If you harass me or attack me online, I will attempt to prosecute you for harassment or libel.  If you harass or attack others with advisories on this site, I won't prosecute for them, but they can contact me to have an advisory posted or amended, and they can attempt to prosecute you.

The Actual Advisories

MarsDrive Consortium does not fit the criteria for an advisory.  Their archives and forums are still open to guests, and their problems are plainly visible.

Busted Websites

None currently.

As a general note, the majority of dedicated Orbiter Simulator (www.orbitersim.com) add-on sites (such as www.orbithangar.com) have frequent problems.  If you build Orbiter add-ons, please do upload them to these repositories.  If you have or intend to have a "fan base" however, also have your own reliable download site and links to it on the add-on information pages you upload with your add-ons to dedicated Orbiter sites.  If you don't want (i.e. can't afford) downloads from a site of your own, a little page with links to all of the sites someone can download your add-on from is a pretty good substitute...as long as you upload your add-on to a number of add-on sites.

Harpoon HQ/Harpooner's Point

A brief one since it is of little to no use to space amateurs.  The forum is closed unless you are registered, making the message archive impossible to search prior to registration.  My first thread was locked on Tuesday 23 September 2008, and my last message on that thread (a long informative post of the type I most commonly post on such forums) was deleted.  Located at http://www.harpoonhq.com

The Inside KSC advisory has reached its two year stale date and has been removed.

Apogee Space Series / Collector's Guide Publishing

After Columbia Project has benefitted greatly from the NASA Mission Reports series, as an awful lot of very good information has been compiled into nice paperback volumes.  This information is hard to pull together from Internet sources, and the prices of the books at bookstores competes with the cost of printing all of the material yourself.  The only downside to purchasing these volumes is that NASA Mission Reports, and the CAIB Report, are in the public domain and available for free from government websites and offices.  I would recommend Collector's Guide NASA Mission Reports under circumstances where you need an exhaustive supply of information or have limitations in using the Internet.

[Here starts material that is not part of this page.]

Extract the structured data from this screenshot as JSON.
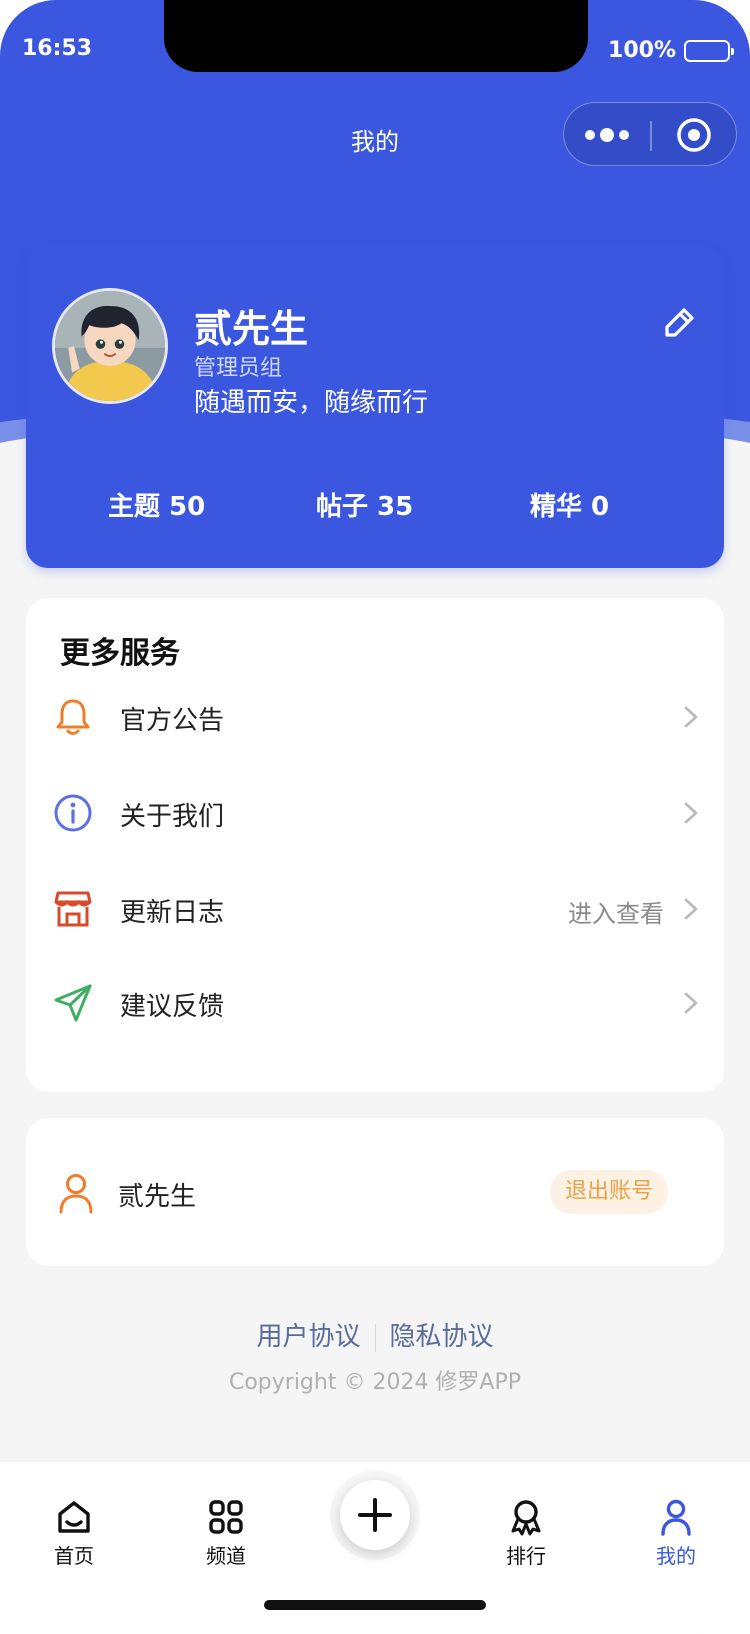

The Apogee Space Series and Pocket Space Guides is a far sadder story.  A comparison of Michael Lennick's 2006 volume Launch Vehicles: Heritage of the Space Age, with Alfred Zaehringer and Steven Whitfield's 2004 volume Rocket Science in The Second Millenium reveals enormous problems.  Most of the photo captions in the newer volume are direct, verbatim representations of the captions for the same photos in Rocket Science, and no accreditations are given for the text in the newer book.  I hesitate to call it plagiarism because both books are owned by the same publisher, however it is at the least, a sign of extremely poor quality.  Also, most of the information both books have about launch vehicles, particularly Russian launch vehicles, is totally incorrect.  An excellent example is Energia's "solid boosters".  The strap-on booster for Energia is actually an oxykerosene (liquid fuelled) design using the four chambered Energomash RD-170 engine.  The Zenit, Sea Launch, and Land Launch booster serial first stages are based upon it and use the derived RD-171 engine.  (http://www.astronautix.com/lvfam/energia.htm)

After Columbia recommends looking for alternative publishers, even if the material is older (even pre-Glasnost western publications more accurately represent then Soviet boosters.)